Dan Cummings, as a principal in both a large almond operation and a large bee operation (Olivarez Honey Bees) is, like the Hickey character in the O’Neil play “cursed to see all sides of an issue”. Dan presented first-hand information about the significantly increased operating expenses on the part of both almond growers and beekeepers (particularly for nosema control and supplemental feeding on the part of beekeepers). Dan (and partners) also broker bees for other beekeepers/growers and said his 2010 bee rental prices will be $10/ colony less than in 2009, and that most almond pollination prices will also be lower by about $l0/colony. Dan has gradually been cutting back the colonies/acre on his almond orchards by tenths of a colony, with his most recent cut of two-tenths putting him at about 1.8 colonies/acre. Dan is from the Sacramento Valley that historically gets more inclement weather during bloom than the Southern San Joaquin Valley. Many other growers are cutting back on colonies/acre which is contributing to what is apparently an ample supply of bees at this time (we won’t know for sure until about the time you are reading this). Dan acknowledged that water shortage problems, particularly on the west side of Fresno County, could have a significant impact on future almond acreage and that winter rainfall this season will be a significant factor.

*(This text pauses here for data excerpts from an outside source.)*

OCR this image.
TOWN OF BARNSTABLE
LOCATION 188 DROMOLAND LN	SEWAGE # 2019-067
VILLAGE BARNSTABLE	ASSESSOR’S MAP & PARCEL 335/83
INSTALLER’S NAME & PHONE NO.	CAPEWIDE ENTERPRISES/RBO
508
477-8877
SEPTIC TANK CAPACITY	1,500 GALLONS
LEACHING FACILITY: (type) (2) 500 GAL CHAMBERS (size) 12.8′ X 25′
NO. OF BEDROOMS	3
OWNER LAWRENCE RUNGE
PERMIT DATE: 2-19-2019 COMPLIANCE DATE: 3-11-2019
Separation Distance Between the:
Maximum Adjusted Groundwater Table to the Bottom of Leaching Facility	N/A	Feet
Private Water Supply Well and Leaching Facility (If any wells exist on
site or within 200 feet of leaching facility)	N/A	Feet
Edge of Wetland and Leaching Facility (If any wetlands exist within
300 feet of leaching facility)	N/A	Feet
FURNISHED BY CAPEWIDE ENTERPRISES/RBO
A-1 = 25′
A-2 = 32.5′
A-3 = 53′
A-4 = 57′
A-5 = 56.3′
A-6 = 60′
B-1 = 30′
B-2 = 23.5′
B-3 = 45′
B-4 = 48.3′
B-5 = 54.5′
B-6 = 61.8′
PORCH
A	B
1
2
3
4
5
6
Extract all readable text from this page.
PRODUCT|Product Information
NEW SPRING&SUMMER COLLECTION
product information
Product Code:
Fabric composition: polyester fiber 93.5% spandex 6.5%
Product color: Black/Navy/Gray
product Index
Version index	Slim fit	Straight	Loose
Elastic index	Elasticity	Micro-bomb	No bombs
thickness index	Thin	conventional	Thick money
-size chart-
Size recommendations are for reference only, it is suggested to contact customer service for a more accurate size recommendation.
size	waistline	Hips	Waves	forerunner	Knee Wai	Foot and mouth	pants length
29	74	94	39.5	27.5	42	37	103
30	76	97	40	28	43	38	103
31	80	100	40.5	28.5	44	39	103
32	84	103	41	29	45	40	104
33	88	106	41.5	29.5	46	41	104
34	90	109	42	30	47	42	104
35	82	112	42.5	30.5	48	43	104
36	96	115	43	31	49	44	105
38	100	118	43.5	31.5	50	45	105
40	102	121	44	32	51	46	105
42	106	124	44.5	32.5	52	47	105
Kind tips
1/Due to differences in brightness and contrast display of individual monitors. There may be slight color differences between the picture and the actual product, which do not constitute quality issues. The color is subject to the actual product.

Dan left enough time for Dennis vanEngelsdorp, at the forefront of CCD issues, to make comments on current bee colony condition. Dennis feels that relatively poor bee forage conditions in the east (Dennis is headquartered at Penn State, a leading bee research institute) and the midwest could well set up bees for a significant die-off this Winter, (Winter officially starts December 21st) one that surpasses that winter of 2007-2008 when colony losses totaled 36% nationwide. Dennis agrees with others that there is no one specific cause of CCD, that it is more like the AIDS in humans; that a weakened immune system sets bees up to succumb to any number of maladies (viruses, nosema and others) and that keeping bees in a good nutritional state helps ward off this AIDS-like problem.

Eric Mussen (like Dennis, not officially on the agenda) also made some good comments about coming up with eight-frame colonies for almonds. The standard for almond pollination in the 1960s and into the 70s was four frames of bees – about what an overwintered colony in the Central Valley would be in February. The standard was gradually ratcheted up to six frames (as bees from Southern California) and now everyone wants eight-frames of bees or better. Eric emphasized that coming up with eight-frame bees requires significantly more expense (especially supplemental feeding expense) on the part of beekeepers than in the “old days” – Eric estimated $200 to $220 to manage a colony for a year now. And, that if you invested that much in your bees and suffered a 50% winter loss, the expense would be $400/colony. Much of these added expenses involve supplemental Fall feeding. If this supplemental feeding is not done it will be extremely difficult to come up with eight-frame colonies in February.

The discussion was then opened up to questions from the audience addressed to Dan, Dennis and Eric, particularly in regard to the bee supply and pollination prices for 2010. Dan made the most trenchant comment here: “If pollination prices go up [due to a shortage of bees] boxes will come into the state, but boxes won’t do you any good.”

Joe Traynor is a pollination broker from Bakersfield, California, and a frequent contributor to these pages.